No, you would understand it a different way. If you look at BDO, what we're forecasting is the front end of the year, we'll continue to have strong prices. We do see some softening as we move forward. There is noise there. But as we look at our plan, it's sort of a curve that starts coming down. Butane is a huge part of our raw material inflation in the year. So that was big this year, it was big next year. So there are balances there. The rest of the portfolio is doing well. The BDO transfer price is an issue for the other businesses, and we're moving on price. And as that softens out, if we're -- for 50% of that calculation, it's either going to benefit our downstream business or the BDO. And so we're not as concerned of where it's going to come.
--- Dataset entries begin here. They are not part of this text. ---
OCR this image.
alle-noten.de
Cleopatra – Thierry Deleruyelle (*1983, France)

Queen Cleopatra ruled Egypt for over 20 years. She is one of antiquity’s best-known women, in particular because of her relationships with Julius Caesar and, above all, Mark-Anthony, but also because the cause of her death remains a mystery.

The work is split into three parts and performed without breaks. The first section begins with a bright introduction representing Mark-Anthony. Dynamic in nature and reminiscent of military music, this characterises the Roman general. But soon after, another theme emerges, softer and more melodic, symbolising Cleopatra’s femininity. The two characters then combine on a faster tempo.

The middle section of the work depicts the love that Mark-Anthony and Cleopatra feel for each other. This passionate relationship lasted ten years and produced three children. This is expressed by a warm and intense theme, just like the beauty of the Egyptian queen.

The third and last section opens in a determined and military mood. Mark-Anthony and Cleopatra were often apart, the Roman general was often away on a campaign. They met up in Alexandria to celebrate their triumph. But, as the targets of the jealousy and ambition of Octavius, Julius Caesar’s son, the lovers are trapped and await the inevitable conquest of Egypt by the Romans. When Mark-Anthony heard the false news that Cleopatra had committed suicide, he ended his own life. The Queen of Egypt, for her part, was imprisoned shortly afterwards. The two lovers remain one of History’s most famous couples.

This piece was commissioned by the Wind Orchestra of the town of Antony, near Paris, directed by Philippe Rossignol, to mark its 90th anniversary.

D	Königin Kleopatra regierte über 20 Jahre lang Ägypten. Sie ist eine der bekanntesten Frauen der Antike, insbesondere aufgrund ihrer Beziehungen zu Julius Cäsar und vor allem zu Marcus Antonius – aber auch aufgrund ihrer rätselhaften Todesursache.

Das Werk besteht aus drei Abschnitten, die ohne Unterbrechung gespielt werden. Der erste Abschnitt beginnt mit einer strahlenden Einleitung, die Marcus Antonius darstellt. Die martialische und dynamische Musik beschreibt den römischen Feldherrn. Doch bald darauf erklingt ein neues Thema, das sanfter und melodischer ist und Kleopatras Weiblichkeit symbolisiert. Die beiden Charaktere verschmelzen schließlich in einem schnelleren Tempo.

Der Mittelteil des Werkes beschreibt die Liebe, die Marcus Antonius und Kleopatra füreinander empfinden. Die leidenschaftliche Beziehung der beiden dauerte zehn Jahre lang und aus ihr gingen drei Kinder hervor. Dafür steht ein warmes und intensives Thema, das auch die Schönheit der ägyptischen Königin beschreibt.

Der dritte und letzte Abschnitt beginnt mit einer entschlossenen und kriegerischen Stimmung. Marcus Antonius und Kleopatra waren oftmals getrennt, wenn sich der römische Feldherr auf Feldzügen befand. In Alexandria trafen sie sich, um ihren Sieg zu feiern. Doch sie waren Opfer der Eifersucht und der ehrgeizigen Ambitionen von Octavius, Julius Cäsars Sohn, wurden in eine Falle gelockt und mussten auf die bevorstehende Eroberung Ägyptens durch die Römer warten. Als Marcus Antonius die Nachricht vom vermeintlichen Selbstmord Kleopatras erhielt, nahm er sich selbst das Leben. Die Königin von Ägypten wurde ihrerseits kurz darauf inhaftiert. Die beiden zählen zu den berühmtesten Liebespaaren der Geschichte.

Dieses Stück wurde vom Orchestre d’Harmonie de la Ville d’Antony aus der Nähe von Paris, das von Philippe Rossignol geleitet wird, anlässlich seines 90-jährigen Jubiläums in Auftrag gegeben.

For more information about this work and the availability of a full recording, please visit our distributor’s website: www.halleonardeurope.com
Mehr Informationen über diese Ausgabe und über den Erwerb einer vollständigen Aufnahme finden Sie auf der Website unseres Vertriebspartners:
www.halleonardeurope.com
I think the issue right now is getting our pricing, assuming it's going to stay on the BDO side in terms of our transfer pricing and that we're passing on the price increases so that we can ensure that our downstream businesses are well positioned.

John Willis

Management

A couple of other things to add to that. As you're aware, Jeff, we periodically have to do catalyst change. And that's a pretty major shutdown for that business. We have one of those planned for fiscal '22. So that will be a headwind to earnings for the BDO business or the I&S business. But as we think of it, I mean, most of the growth year-over-year is going to come from the core business and not from the I&S business.

Jeffrey Zekauskas

Analyst

Okay. And then for my follow-up, I take it that volumes in personal care shrank a little bit, excluding the acquisition. When do you expect that to begin to grow? And in Specialty Additives, can you -- your sales were up 13%. Can you talk about order of magnitude how much was volume and how much was price?

John Willis

Management

Yes, I'll start with the personal care piece. If you look at the quarter, if you take out the acquisition and you also disregard the purchase for resale volumes that we exited, volumes were up 5%. Organic volume growth was 5% in personal care Q4 of '21 versus Q4 of '20. So we did see -- and it was really across all of our end markets, skin, hair, oral as well as the business all grew. In the Specialty Additives piece, organic volume growth was up about 4% -- in total for Specialty Additives. Coatings was up about 4%. Performance specialties and energies were stronger than that and we saw a decline in the construction business. And so again, overall volume is up about 4%. So there was a good bit of price in there, too.

Operator

Operator

And that concludes our question-and-answer session for today. I'd like to turn the conference back over to Mr. Novo for closing remarks.

Guillermo Novo

Management

Okay. Well, thank you very much, Valerie, and thank you all of you for joining us today. And most importantly, thank you to the entire Ashland team for all the support and hard work that has helped us achieve these results. I look forward to talking to all of you on Friday. And we look forward to having a productive and interesting discussion with all of you about Ashland, the changes within our portfolio, the strength and the excitement that we have about the future. So thank you very much, and we look forward to talking to you on Friday. Bye.

Operator

Operator

This concludes today's conference call. Thank you for participating. You may now disconnect.